Several of the papers in this volume do indeed add to the mounting literature that the amygdala is an area of the brain that is important in fear responses of nonhuman and human primates. When nonanxious volunteers are shown masked fearful faces, for example, most studies show amygdala activation. It appears that patients with anxiety disorders such as posttraumatic stress disorder (PTSD), social anxiety disorder, and panic disorder have a lower threshold for amygdala activation than control subjects, so that fear cues apparently not capable of registering an amygdala response in most individuals do so in anxious patients.
As if anxiety and fear were not sufficient cause for concern among patients with anxiety disorders, several papers in this volume present the possibility, based on both animal studies and clinical studies in children and adults, that chronic exposure to fear may have deleterious effects on the structural integrity of the brain. The hippocampus appears to be particularly vulnerable to this stress effect, and reports of smaller hippocampal volume in patients with depression and PTSD, although controversial, suggest that this is a matter of concern. Furthermore, animal and clinical studies suggest that damage from stress may not be limited to the hippo-campus but may also occur in regions of the prefrontal cortex, such as the anterior cingulate.

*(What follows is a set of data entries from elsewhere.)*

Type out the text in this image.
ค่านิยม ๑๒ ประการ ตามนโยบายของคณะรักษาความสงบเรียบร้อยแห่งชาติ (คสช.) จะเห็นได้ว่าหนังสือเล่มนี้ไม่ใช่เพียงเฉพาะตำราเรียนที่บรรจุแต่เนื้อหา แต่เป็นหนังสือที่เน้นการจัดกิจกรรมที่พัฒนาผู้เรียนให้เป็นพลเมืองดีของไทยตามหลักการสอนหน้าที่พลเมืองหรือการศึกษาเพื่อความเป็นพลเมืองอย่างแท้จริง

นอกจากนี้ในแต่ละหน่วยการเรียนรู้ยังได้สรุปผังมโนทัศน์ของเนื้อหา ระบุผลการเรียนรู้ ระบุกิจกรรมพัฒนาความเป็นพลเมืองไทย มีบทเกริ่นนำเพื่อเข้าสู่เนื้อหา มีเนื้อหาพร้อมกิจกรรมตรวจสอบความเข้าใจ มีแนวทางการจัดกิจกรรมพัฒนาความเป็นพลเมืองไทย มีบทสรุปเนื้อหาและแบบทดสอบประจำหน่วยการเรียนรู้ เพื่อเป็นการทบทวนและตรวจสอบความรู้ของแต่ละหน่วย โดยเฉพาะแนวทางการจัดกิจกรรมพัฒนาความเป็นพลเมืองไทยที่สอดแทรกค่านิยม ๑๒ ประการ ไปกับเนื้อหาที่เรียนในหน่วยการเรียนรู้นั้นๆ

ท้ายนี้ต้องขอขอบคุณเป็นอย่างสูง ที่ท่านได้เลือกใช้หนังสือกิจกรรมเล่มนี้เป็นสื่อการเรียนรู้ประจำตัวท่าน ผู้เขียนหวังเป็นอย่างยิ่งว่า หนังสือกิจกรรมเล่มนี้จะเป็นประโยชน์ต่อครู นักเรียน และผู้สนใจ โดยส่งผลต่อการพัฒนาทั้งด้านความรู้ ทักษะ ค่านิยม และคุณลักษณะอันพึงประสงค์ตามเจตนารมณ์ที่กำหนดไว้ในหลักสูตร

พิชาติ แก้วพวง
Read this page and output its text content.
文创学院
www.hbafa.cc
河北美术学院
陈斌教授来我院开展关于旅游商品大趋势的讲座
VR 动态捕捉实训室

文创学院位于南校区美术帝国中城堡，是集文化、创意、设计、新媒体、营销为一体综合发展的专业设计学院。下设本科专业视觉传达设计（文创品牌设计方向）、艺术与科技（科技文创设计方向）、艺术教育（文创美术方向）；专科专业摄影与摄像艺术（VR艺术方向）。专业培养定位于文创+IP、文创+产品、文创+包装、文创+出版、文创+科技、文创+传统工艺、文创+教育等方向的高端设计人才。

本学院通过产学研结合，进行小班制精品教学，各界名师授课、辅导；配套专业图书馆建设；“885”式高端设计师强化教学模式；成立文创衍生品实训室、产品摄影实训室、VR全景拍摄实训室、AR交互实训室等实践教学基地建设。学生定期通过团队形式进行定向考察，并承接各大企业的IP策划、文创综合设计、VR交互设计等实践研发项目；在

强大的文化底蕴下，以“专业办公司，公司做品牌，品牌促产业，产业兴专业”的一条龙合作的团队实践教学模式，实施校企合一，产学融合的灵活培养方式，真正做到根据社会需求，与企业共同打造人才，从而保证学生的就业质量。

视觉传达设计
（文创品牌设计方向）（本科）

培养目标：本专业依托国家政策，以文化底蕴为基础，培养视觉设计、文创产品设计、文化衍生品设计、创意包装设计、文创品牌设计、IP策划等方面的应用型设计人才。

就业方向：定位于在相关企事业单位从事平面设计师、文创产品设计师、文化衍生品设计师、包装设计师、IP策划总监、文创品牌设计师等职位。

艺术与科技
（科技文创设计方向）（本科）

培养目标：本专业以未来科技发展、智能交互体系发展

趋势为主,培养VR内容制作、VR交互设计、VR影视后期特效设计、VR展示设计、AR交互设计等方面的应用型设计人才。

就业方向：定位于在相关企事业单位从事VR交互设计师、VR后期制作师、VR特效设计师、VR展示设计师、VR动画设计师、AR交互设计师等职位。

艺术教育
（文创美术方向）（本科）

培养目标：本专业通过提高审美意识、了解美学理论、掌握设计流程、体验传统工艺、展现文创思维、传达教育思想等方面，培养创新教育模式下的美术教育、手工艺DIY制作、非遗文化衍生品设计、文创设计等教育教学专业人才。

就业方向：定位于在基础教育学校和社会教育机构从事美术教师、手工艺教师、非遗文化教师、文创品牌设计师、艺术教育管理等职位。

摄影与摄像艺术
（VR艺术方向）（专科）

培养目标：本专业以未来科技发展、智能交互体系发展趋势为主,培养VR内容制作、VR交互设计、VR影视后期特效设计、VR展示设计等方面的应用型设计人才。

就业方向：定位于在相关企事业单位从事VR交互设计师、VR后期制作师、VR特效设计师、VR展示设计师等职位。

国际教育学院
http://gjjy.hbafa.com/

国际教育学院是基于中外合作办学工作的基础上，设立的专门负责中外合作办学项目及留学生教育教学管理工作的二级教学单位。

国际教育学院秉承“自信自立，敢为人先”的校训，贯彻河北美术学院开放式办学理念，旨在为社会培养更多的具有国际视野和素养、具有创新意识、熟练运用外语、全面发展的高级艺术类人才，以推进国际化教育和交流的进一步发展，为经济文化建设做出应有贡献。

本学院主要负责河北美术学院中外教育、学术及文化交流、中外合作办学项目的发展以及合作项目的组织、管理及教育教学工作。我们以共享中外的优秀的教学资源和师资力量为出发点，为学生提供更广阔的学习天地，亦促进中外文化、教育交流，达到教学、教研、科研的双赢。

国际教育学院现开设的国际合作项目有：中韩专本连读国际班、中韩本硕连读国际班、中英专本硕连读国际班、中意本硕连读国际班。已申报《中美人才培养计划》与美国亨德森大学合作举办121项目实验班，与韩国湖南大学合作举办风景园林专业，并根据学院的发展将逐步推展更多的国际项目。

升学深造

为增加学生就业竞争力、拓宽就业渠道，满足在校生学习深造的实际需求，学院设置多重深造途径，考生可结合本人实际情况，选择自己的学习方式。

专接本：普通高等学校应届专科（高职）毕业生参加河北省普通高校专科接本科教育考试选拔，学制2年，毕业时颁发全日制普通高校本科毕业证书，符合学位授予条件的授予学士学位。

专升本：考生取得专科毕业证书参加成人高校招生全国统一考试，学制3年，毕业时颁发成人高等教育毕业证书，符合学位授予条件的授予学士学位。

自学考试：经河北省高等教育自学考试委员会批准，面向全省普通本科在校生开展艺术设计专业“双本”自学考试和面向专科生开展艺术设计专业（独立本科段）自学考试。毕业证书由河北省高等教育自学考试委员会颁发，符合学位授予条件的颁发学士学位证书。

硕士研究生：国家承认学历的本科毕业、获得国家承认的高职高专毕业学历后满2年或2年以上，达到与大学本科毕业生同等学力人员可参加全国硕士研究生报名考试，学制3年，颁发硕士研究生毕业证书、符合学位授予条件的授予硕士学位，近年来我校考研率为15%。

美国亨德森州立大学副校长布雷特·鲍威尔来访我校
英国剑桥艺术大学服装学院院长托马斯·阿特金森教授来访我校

Just as translational research can give rise to concerns that observed negative changes in animal brains might apply to humans, the same strategy can suggest advantageous interventions. Thus, both psychosocial and psychopharmacological approaches are effective in reversing anxiety disorders and may even reverse some of the brain changes. What is perhaps of greatest interest is the way in which the mutually beneficial approaches to treatment—psychotherapy and medication—can be understood as complementary when one refers to the basic scientists' models of brain function underlying fear and anxiety. Rather than being antagonistic, as they once appeared to be, the cognitive-behavioral and pharmacological approaches to treating anxiety are now understood as addressing different parts of the same fear circuitry. For psychopharmacologists like me, this means that cognitive-behavioral psychotherapy can be viewed as a very effective drug.